Thirty minutes later we watched on one of the many monitors that displayed runners crossing a timing mat a quarter mile from the transition tent where finishing runners hand off their team’s race bib to the next runner.  Our team, “Aspen Extreme”, popped up on the screen and I hustled to meet Aaron returning from the green course.  I’m our team’s number two runner in the sequence of eight team members and am assigned the yellow course as the first of my three loops.  

As I headed out on the yellow course, I imagined what it will be like for my teammates who will run this course later that evening in the dark. I wondered what it will look like early the next morning as the sun comes up.  It occurred to me that each us will have a different experience over the 20 hours.

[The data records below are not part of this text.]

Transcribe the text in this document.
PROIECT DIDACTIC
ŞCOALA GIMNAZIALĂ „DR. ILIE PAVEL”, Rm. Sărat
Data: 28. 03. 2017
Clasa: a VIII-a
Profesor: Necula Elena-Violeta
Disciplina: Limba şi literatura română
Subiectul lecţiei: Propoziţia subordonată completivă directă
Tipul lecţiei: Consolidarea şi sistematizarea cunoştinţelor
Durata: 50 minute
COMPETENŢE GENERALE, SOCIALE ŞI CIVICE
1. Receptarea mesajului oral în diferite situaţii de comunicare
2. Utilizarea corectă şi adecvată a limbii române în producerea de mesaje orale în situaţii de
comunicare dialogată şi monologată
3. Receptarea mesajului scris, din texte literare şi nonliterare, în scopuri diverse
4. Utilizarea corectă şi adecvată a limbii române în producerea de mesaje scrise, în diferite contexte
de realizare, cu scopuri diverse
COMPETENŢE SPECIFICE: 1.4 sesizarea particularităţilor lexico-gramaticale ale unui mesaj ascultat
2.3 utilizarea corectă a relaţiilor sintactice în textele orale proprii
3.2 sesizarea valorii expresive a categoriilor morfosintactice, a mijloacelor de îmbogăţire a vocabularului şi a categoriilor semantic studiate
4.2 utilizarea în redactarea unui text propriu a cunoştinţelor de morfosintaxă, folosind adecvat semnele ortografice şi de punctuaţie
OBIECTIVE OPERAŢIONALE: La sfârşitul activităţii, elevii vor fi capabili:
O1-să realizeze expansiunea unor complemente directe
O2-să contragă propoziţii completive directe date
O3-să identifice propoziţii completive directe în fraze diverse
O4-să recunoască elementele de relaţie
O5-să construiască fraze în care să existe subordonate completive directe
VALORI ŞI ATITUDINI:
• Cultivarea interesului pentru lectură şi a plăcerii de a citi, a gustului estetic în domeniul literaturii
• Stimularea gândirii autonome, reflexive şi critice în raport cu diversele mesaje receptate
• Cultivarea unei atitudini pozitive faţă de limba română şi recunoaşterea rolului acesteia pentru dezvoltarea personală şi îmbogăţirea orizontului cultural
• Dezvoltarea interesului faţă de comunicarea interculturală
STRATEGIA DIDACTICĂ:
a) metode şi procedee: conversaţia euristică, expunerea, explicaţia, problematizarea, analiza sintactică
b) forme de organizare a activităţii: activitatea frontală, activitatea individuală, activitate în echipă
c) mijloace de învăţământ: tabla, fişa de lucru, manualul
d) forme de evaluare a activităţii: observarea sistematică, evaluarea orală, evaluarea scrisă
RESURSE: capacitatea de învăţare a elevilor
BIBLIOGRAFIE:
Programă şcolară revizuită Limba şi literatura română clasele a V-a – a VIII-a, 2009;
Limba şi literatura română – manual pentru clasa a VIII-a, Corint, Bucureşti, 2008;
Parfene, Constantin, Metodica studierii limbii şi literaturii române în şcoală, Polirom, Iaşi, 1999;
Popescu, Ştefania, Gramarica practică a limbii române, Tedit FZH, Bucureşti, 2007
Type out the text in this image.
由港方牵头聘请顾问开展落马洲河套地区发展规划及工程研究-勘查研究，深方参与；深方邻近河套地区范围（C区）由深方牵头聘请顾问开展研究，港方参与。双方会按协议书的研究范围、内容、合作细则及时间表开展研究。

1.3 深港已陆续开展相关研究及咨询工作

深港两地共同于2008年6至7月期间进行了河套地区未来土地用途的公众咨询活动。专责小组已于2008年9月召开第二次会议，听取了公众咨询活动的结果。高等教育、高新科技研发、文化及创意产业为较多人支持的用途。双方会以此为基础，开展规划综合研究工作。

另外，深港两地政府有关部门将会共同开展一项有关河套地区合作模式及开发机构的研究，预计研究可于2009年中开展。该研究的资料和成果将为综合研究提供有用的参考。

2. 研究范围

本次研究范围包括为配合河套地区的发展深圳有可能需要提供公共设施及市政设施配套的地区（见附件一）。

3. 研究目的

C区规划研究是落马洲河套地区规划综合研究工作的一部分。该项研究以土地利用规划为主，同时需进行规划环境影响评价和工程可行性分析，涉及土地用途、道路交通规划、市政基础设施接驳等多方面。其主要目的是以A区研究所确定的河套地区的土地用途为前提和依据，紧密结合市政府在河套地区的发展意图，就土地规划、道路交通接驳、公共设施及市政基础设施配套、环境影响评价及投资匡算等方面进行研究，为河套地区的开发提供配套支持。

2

I’ll do the mid-distance lowest elevation course in the heat of the afternoon, while others will do it in the cool dark evening.  As I returned on the yellow course I saw my teammate Josh Snyder waiting for me with his red course bracelet to receive the race bib handoff.  Josh then handed off to Jake and so on through eight runners.  We will continue this rotation through the afternoon and into the evening. 

At around 9pm it was my turn again to run the green course this time.  I grabbed the green slap bracelet, my headlamp, and headed with my posse to the transition tent.  There are two bonfires and people roasted marshmallows on sticks provide by Ragnar, they know how to make it fun!  A movie projected onto a screen for those passing the time in the village throughout the evening.  The monitor alerted us to our arriving team member, and I scrambled to the tent.  This time I head out onto the green course lit by my headlamp.  The experience is much different at night, it’s dark, like really dark.  Even with the brightest of lights, your focus is much narrower and more acute on the trail in front of you, I even saw a field mouse run ahead of me for a moment in my head lamp. 

Every minute or so, another Ragnar course sign appeared in my headlamp reassuring me that I’m on the course.  Occasionally I encountered other runners but was alone a lot too. I finished the green course, handed off the bib and Josh began the yellow course.  I headed to wake Jake for his midnight run on the red course.  

My last run began at 4:30 am on the red course.  The course started up a steady uphill climb on a bike path and then followed a road for 2.5 miles before transitioning to a single-track trail.  The sun rose as the trail followed the ridge with breathtaking view of Snowmass and the Ragnar village far below.  Along the trail there were beautiful wildflowers and shrubbery to help you appreciate what a privilege it is to live in Colorado.  

Confession #4 – I stopped and took about a half dozen pictures along the way.   I kept plugging away uphill for another mile before tipping back downhill. 

It was 11am Saturday and our team “Aspen Extreme” waited at the finish line for our final runner to arrive. The seven of us including team captain Patrick Brannon have run a collective 114 miles in the twenty-hour journey to this point.  As our last runner arrived, we all ran behind him through the finish line to celebrate as a team.  We survived the 24 loops, 120 miles and 17,000 feet of climbing.  We escorted team members to the start, cheered for each other kept each other company for the past 36 hours.  After posing for our team picture, we do some damage in Ragnar store and head back to breakdown camp.

With the story of the weekend told again through the words on this page, I confess (confession #5) that I feel a bit sad that the weekend is over. I also feel content.  I feel like I accomplished something pretty hard and made some great friends along the way.  I also feel excitement for the chance to do it again next year.  If you’ll allow one more confession, (this will make #6) I specifically asked Race Director, Amber Hardesty if they Ragnar would be here next year because I can’t wait to do it again.

Hope to see you at Ragnar Aspen in 2022!